Waiting, tense and fearful
weighing the odds
staying still
weight finely balanced.
Freezing time.
Slowly slipping to one side
resigned to fate
Let go, slowly.
Take the breaks.

Wednesday, 27 June 2007

social security

I was getting all riled up at the job centre because they wouldn't give me a job start grant then I realised I'm lucky I live in a country that has social security at all.

Tuesday, 26 June 2007

romance

working on the mobile library i notice how much romance the older ladies get through. They are quite open about the fact that it's often the only lovin' they get.

I wonder if I'll be seeking my lovin in cheap books when I'm old, it scares me a little.
I know where I want to spend my golden years, I know what i want, just scares it won't happen. I really must have faith.

Monday, 25 June 2007

Worth

Who decides what we are worth?
When I do a job am i more important than others, what is the impact of my contribution and who is really qualified to say.

In a way I'm wondering who can judge me and I think it's only those who I allow to judge me because unasked for judgement will not be heard.

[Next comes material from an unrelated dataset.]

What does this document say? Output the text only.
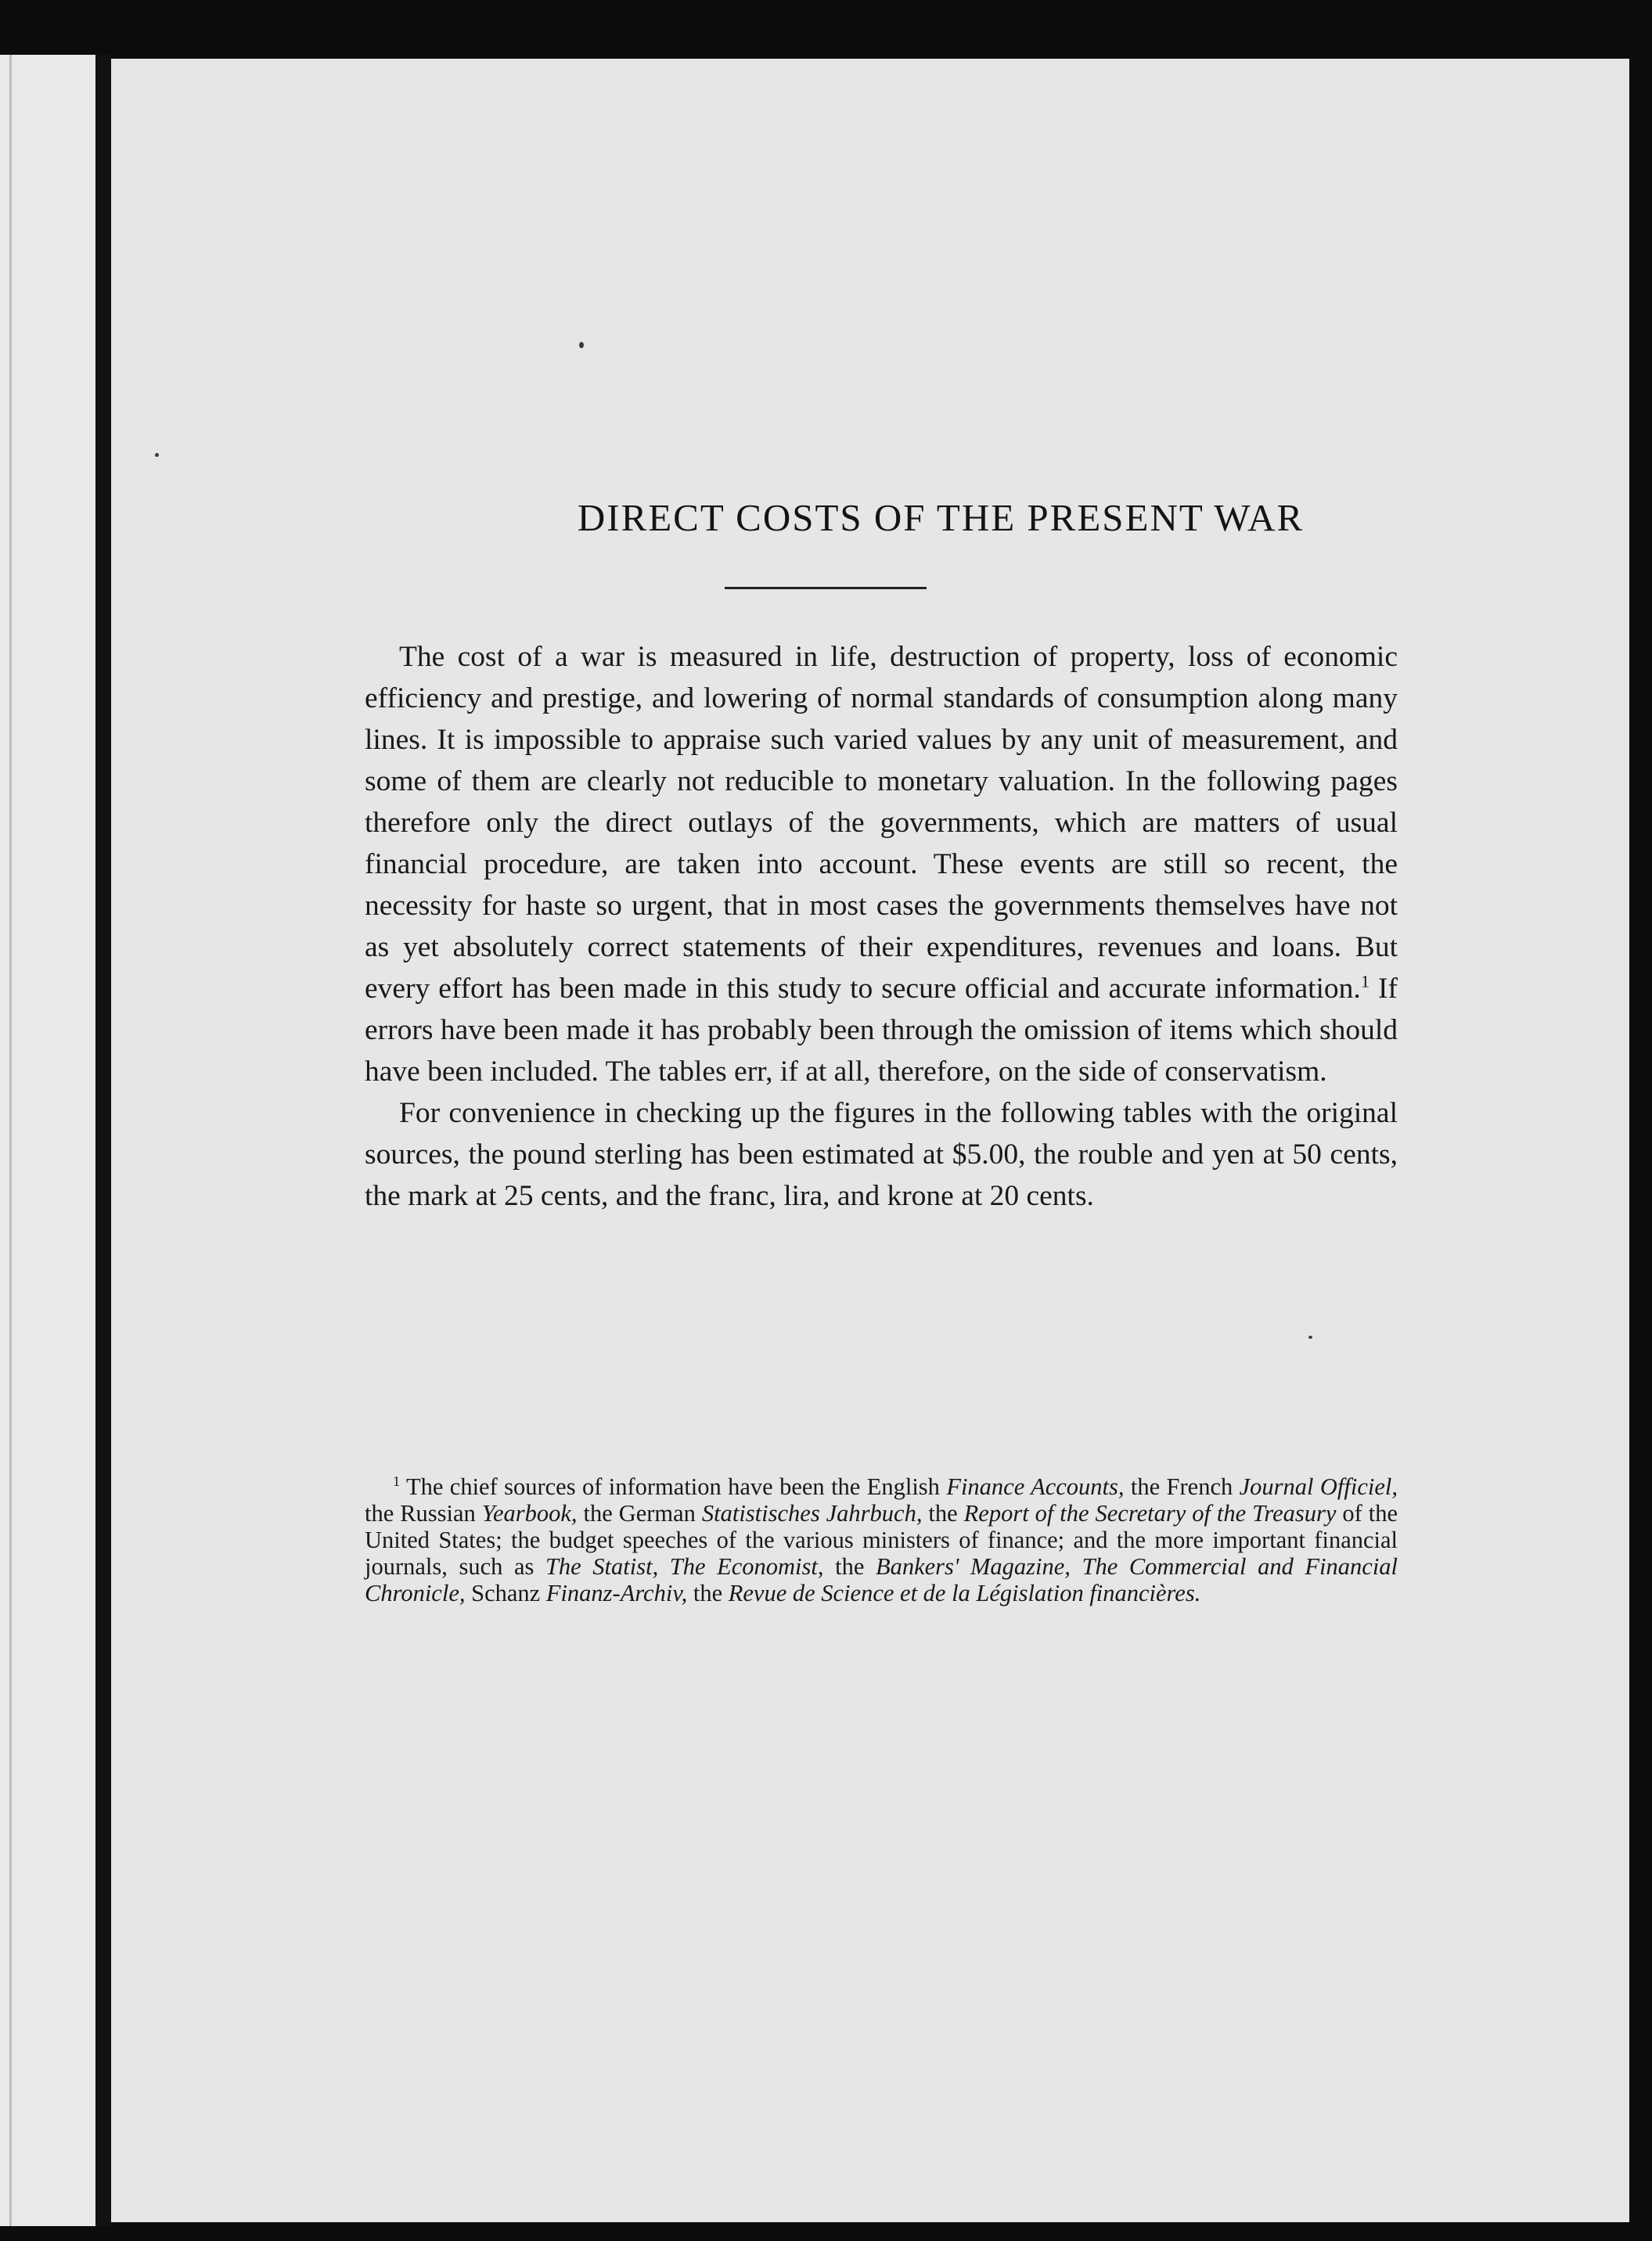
DIRECT COSTS OF THE PRESENT WAR

The cost of a war is measured in life, destruction of property, loss of economic efficiency and prestige, and lowering of normal standards of consumption along many lines. It is impossible to appraise such varied values by any unit of measurement, and some of them are clearly not reducible to monetary valuation. In the following pages therefore only the direct outlays of the governments, which are matters of usual financial procedure, are taken into account. These events are still so recent, the necessity for haste so urgent, that in most cases the governments themselves have not as yet absolutely correct statements of their expenditures, revenues and loans. But every effort has been made in this study to secure official and accurate information.$^1$ If errors have been made it has probably been through the omission of items which should have been included. The tables err, if at all, therefore, on the side of conservatism.

For convenience in checking up the figures in the following tables with the original sources, the pound sterling has been estimated at $5.00, the rouble and yen at 50 cents, the mark at 25 cents, and the franc, lira, and krone at 20 cents.

$^1$ The chief sources of information have been the English Finance Accounts, the French Journal Officiel, the Russian Yearbook, the German Statistisches Jahrbuch, the Report of the Secretary of the Treasury of the United States; the budget speeches of the various ministers of finance; and the more important financial journals, such as The Statist, The Economist, the Bankers' Magazine, The Commercial and Financial Chronicle, Schanz Finanz-Archiv, the Revue de Science et de la Législation financières.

I tend to have a low self esteem so I undervalue my self, there are very few people who I trust to give me feedback but every time I accept a low paid job am i saying 'this is what I'm worth'

Sunday, 24 June 2007

Let the musing begin

I wonder if I should be doing this, I'm always leaping into things and then getting bored. Two blog toadee! hehe and then there's the web site to sort, helium and bookcrossing, e-mail, g-mail and perhaps a little browsing.

I should really spend more time in the real world, get out more, read, write......

Nah! it's much more comfortable here.